If you have ever looked at some ceramic capacitors and wondered how they can possibly get so bad, you are not alone. The problem with ceramic filters is that they can be prone to mechanical failure high voltage ceramic disc capacitors. This mechanical failure can result in serious problems for devices such as bench-top personal computer circuits and even industrial electric motors. Before someone decides to throw out a $100K ceramic capacitor just because they go bad, perhaps they should ask themselves why they would purchase one in the first place.
Do Ceramic Capacitors Go Bad?
A defective ceramic unit can be caused by numerous different sources, including temperature change, mechanical failure, chemical exposure, and manufacturing defects. All of these can be common causes, although it is possible that only one or two of them are actually at fault. If your ceramic device suddenly begins to act up and you determine that it is experiencing a mechanical failure, it is best to cut that particular component loose until you can get a technician out to see what is really going on. You never know until you try to replace a component!
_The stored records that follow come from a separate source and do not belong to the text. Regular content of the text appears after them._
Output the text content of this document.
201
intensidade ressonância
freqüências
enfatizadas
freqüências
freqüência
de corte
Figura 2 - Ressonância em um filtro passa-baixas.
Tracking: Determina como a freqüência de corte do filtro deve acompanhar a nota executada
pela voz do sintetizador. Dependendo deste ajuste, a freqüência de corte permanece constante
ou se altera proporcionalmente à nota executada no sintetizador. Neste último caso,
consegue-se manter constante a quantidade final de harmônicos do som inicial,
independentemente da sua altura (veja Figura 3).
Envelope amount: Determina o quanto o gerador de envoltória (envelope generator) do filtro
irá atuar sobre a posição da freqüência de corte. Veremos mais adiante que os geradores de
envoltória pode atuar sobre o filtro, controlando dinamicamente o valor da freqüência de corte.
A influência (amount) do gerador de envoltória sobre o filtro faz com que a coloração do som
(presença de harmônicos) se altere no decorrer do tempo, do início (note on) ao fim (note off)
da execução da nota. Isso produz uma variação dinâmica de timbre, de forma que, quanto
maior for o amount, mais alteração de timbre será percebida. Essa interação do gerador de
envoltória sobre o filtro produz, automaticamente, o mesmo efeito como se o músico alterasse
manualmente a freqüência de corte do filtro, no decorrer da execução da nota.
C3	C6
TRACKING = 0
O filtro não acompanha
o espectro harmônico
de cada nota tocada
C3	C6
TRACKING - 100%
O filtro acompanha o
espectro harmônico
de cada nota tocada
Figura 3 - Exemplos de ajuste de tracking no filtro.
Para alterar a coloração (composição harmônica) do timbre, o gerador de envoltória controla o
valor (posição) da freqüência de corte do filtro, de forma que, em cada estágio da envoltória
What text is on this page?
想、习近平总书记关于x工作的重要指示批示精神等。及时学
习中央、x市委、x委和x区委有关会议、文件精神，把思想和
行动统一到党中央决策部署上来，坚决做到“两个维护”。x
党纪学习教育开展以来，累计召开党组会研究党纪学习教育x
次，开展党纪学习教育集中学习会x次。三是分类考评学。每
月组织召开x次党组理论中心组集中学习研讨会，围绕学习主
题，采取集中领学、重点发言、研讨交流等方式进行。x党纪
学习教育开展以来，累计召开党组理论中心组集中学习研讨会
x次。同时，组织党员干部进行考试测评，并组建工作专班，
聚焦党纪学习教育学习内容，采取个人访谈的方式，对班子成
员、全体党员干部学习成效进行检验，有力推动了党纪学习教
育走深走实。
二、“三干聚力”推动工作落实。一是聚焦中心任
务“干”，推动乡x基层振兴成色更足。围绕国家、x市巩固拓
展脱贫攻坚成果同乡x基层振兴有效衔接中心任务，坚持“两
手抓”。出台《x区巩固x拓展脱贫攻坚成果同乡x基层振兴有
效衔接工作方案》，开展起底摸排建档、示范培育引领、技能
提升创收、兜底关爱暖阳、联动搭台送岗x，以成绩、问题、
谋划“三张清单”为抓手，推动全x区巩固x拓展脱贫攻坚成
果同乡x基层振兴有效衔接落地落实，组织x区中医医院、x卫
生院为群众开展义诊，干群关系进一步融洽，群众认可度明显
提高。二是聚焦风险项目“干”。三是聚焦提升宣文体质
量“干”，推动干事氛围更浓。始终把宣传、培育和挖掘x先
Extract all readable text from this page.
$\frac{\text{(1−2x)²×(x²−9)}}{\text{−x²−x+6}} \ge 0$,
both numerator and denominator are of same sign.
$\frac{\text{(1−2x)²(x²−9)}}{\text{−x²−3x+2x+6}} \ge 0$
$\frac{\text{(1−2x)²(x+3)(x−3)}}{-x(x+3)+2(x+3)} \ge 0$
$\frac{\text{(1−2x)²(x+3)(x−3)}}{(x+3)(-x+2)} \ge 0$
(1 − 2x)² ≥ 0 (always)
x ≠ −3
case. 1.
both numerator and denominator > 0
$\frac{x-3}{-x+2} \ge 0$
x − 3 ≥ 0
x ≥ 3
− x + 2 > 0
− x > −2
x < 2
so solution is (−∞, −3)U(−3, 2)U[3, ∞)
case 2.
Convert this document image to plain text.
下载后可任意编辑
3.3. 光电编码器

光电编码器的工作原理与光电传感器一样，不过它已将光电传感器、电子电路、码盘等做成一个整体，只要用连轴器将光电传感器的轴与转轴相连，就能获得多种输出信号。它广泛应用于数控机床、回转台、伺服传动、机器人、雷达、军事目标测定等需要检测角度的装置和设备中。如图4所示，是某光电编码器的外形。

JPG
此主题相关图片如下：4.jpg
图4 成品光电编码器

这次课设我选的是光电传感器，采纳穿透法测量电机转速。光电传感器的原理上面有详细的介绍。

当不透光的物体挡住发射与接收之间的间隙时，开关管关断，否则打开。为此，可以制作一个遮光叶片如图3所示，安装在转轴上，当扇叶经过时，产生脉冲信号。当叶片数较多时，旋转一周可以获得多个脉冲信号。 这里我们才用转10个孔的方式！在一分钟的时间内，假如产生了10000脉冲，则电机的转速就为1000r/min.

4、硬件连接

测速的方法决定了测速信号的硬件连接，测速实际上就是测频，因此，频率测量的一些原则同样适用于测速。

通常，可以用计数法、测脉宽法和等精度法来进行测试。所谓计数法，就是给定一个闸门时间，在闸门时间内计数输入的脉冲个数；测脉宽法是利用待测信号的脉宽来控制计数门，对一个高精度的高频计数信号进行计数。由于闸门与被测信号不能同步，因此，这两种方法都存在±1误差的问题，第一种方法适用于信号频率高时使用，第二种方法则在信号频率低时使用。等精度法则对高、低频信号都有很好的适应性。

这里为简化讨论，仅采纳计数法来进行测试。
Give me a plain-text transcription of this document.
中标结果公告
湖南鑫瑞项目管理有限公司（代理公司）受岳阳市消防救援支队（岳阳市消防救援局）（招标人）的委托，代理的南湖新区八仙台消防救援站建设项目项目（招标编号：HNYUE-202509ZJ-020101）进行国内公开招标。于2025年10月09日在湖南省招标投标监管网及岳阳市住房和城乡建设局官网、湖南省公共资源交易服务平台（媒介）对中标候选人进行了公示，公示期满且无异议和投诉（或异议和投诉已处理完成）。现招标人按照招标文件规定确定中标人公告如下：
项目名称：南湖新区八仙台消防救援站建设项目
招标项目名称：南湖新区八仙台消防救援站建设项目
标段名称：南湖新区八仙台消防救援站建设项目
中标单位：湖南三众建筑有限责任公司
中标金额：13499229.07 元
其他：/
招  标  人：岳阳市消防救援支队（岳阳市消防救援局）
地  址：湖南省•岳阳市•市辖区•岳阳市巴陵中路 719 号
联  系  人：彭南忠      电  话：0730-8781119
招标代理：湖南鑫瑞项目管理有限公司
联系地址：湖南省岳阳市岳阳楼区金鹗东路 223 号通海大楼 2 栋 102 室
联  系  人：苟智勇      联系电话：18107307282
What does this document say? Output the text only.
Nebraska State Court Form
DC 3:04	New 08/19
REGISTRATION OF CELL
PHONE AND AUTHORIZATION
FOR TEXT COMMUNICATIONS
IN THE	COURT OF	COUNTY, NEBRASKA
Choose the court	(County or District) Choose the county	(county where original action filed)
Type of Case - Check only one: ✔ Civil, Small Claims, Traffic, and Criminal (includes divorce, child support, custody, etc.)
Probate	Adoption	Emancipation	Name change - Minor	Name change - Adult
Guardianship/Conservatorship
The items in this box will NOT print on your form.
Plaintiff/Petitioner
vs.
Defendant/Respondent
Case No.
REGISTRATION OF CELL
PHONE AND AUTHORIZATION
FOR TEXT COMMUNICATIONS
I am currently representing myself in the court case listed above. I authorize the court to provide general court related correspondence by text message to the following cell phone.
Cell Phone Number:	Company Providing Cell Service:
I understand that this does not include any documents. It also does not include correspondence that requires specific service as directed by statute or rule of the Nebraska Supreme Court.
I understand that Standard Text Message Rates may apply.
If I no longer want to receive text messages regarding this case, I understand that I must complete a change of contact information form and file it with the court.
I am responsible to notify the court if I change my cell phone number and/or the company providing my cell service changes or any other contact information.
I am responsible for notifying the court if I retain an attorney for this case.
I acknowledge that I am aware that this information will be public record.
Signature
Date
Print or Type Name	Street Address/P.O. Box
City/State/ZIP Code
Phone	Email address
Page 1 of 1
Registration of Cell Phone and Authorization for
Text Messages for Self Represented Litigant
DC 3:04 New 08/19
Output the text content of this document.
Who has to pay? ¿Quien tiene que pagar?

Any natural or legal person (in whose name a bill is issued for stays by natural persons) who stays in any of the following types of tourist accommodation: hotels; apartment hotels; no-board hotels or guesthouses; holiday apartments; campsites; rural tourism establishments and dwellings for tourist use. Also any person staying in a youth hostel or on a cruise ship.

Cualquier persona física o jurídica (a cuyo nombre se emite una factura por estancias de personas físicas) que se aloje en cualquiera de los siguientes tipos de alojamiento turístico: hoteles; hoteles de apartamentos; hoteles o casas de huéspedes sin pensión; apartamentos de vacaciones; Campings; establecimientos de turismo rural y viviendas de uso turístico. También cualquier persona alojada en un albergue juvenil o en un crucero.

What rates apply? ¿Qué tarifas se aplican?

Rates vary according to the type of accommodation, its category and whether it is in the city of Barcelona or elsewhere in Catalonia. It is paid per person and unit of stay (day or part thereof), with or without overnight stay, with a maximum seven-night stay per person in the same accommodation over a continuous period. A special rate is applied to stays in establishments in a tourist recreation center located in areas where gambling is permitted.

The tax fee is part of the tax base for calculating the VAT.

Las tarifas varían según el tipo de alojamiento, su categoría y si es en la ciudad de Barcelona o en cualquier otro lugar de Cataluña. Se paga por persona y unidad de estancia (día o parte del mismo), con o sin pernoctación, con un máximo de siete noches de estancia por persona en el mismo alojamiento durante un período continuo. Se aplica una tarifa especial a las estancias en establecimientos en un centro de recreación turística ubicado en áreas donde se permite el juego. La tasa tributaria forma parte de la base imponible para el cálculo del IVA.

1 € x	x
When a ceramic capacitor fails, there are a few things that you can do to try to diagnose and fix the problem. First of all, you should remove any associated wires from the circuit and if possible the capacitor itself and see if it is showing any signs of wear. If the component is still receiving electricity despite the replacement, the chances are that the wire harness has become slightly damaged or may need to be replaced entirely.
Finally, if you find that a capacitor is causing your device to act up when it is supposed to be working, or if you find that it is having an abnormal amount of current flowing through when it should not, then you most likely have a faulty ceramic unit installed in your computer or other electronic device.